Steel is an abundant, efficient building material that provides specifiers design freedom. However, for projects exposed to the atmosphere and other harsh environments, it is critical to coat the steel for corrosion protection. Often large construction projects target a 50-100 year design life, highlighting the need for durable, long lasting corrosion protection. Hot-dip galvanizing (HDG) provides three levels of corrosion resistance to steel: barrier protection, cathodic protection, and the zinc patina.
Hot-dip galvanizing, like other coatings, isolates the steel from the environment providing basic, barrier protection. The intermetallic layers of the zinc coating are tightly bonded (~3600 psi) to the base steel making damage difficult. Galvanizing also provides cathodic protection, meaning the zinc will sacrifices itself to protect the underlying steel. Even if the coating is scratched, the surrounding zinc will continue to resist corrosion of the steel.

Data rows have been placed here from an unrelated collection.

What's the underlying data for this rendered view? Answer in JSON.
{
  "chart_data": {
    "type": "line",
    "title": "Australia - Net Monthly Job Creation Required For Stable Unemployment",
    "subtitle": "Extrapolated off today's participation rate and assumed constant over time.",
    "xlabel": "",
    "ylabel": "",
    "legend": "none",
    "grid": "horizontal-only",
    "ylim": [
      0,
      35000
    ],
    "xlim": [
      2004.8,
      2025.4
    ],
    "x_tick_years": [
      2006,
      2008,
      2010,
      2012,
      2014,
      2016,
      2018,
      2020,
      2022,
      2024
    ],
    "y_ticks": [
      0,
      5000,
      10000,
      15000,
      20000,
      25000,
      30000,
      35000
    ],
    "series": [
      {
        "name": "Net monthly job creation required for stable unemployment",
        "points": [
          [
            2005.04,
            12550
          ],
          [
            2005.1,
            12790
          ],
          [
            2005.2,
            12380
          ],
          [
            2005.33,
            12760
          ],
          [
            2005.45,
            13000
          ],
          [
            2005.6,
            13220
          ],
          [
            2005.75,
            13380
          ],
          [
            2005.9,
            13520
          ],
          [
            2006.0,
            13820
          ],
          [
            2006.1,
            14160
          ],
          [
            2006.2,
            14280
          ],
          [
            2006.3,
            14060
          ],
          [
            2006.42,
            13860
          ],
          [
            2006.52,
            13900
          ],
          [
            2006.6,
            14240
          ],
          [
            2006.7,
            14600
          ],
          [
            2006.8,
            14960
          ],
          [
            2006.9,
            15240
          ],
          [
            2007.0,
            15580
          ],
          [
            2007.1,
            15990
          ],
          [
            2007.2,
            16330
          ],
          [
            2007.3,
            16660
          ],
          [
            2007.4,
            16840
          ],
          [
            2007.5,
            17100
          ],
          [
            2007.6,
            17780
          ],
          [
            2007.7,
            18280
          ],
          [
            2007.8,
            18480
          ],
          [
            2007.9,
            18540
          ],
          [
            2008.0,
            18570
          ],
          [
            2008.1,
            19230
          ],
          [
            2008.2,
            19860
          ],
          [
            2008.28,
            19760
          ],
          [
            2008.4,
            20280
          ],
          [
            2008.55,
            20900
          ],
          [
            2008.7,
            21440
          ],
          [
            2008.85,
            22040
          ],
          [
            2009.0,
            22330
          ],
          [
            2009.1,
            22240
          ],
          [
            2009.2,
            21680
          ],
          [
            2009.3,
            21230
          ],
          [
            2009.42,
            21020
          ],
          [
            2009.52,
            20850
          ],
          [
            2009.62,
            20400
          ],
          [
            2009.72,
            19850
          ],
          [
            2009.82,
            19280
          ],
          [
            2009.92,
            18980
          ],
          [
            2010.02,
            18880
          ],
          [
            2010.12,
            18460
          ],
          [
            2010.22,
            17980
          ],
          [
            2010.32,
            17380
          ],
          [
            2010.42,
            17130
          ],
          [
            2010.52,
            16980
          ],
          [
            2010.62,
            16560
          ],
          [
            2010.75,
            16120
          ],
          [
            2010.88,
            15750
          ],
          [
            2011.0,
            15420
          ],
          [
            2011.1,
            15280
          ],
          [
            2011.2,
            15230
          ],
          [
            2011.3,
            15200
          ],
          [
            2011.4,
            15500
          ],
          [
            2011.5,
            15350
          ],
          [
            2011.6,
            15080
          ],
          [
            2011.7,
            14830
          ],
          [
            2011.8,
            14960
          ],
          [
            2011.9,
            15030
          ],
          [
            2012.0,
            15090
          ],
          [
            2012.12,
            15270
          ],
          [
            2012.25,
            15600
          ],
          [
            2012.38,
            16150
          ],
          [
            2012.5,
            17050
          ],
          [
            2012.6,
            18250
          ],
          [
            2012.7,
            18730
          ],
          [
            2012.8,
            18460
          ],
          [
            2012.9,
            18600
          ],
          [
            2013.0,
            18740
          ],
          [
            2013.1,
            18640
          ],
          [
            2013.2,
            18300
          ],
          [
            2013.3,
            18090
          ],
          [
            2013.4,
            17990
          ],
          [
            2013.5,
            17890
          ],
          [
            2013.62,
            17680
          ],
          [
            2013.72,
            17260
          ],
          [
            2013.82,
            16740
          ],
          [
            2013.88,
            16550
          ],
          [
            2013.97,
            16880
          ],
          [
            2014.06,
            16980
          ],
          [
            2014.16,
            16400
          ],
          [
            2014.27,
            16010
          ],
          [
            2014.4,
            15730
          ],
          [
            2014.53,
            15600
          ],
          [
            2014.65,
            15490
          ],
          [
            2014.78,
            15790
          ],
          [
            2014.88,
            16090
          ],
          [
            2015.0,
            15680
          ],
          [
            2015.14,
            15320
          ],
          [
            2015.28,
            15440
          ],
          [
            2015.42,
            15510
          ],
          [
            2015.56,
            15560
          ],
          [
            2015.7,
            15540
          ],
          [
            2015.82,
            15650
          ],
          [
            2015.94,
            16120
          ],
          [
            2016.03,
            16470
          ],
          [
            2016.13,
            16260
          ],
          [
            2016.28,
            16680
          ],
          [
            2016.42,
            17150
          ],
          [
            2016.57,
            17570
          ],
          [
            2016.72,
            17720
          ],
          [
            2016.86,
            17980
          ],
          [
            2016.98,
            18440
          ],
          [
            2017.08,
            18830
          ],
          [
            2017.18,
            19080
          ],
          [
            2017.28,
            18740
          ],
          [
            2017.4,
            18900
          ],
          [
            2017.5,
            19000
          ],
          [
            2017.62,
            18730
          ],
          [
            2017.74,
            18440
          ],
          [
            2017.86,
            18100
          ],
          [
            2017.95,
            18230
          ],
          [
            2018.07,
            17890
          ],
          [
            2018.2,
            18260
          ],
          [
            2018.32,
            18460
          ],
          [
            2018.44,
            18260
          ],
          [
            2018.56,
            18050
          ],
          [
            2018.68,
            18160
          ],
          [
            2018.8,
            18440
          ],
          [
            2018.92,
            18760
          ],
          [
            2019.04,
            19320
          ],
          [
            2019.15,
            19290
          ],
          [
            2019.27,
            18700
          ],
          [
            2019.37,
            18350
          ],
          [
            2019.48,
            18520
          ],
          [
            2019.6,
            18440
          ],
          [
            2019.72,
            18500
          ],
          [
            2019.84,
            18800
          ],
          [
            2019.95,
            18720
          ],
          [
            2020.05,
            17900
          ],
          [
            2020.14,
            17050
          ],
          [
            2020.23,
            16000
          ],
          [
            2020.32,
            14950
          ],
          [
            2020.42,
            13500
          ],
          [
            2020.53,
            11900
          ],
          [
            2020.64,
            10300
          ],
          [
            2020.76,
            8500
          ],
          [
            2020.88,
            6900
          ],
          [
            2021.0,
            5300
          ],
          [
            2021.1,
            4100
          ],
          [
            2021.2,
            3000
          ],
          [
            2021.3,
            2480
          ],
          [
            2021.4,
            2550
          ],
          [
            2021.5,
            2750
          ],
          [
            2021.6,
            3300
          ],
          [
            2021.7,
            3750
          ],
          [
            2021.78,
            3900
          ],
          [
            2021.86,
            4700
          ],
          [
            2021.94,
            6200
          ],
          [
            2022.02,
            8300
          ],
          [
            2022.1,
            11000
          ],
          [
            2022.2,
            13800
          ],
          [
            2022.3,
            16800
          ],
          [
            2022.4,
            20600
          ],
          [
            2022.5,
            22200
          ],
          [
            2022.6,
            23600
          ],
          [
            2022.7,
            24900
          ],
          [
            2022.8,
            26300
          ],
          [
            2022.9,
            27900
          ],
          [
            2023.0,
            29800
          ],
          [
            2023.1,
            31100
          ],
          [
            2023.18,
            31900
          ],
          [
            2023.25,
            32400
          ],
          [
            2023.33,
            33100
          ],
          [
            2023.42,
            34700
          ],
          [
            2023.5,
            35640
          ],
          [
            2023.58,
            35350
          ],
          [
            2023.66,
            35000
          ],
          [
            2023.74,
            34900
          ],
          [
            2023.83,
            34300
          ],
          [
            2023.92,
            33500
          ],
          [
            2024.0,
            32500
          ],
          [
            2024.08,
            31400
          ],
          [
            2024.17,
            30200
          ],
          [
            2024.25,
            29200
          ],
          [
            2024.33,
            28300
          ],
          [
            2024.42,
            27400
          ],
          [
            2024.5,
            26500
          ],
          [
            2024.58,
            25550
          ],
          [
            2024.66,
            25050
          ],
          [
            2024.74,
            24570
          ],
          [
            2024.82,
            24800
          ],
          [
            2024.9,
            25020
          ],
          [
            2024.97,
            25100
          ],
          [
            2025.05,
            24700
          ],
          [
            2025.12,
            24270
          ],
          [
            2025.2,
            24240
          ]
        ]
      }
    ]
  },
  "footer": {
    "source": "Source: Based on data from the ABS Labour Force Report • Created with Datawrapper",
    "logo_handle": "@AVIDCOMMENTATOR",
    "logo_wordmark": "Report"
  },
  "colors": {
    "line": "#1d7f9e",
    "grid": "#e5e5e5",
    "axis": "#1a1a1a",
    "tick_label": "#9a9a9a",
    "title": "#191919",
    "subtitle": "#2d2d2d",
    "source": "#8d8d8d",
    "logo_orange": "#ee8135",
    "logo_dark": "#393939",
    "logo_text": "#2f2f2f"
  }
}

In addition to the barrier and cathodic protection, hot-dip galvanizing has a third level of protection the zinc patina. As zinc is exposed to the environment, it naturally forms by-products on the surface which slows the corrosion rate and acts as an additional environmental barrier. When the zinc patina is fully developed, hot-dip galvanized steel will corrode at approximately 1/30th the rate of steel in the same environment.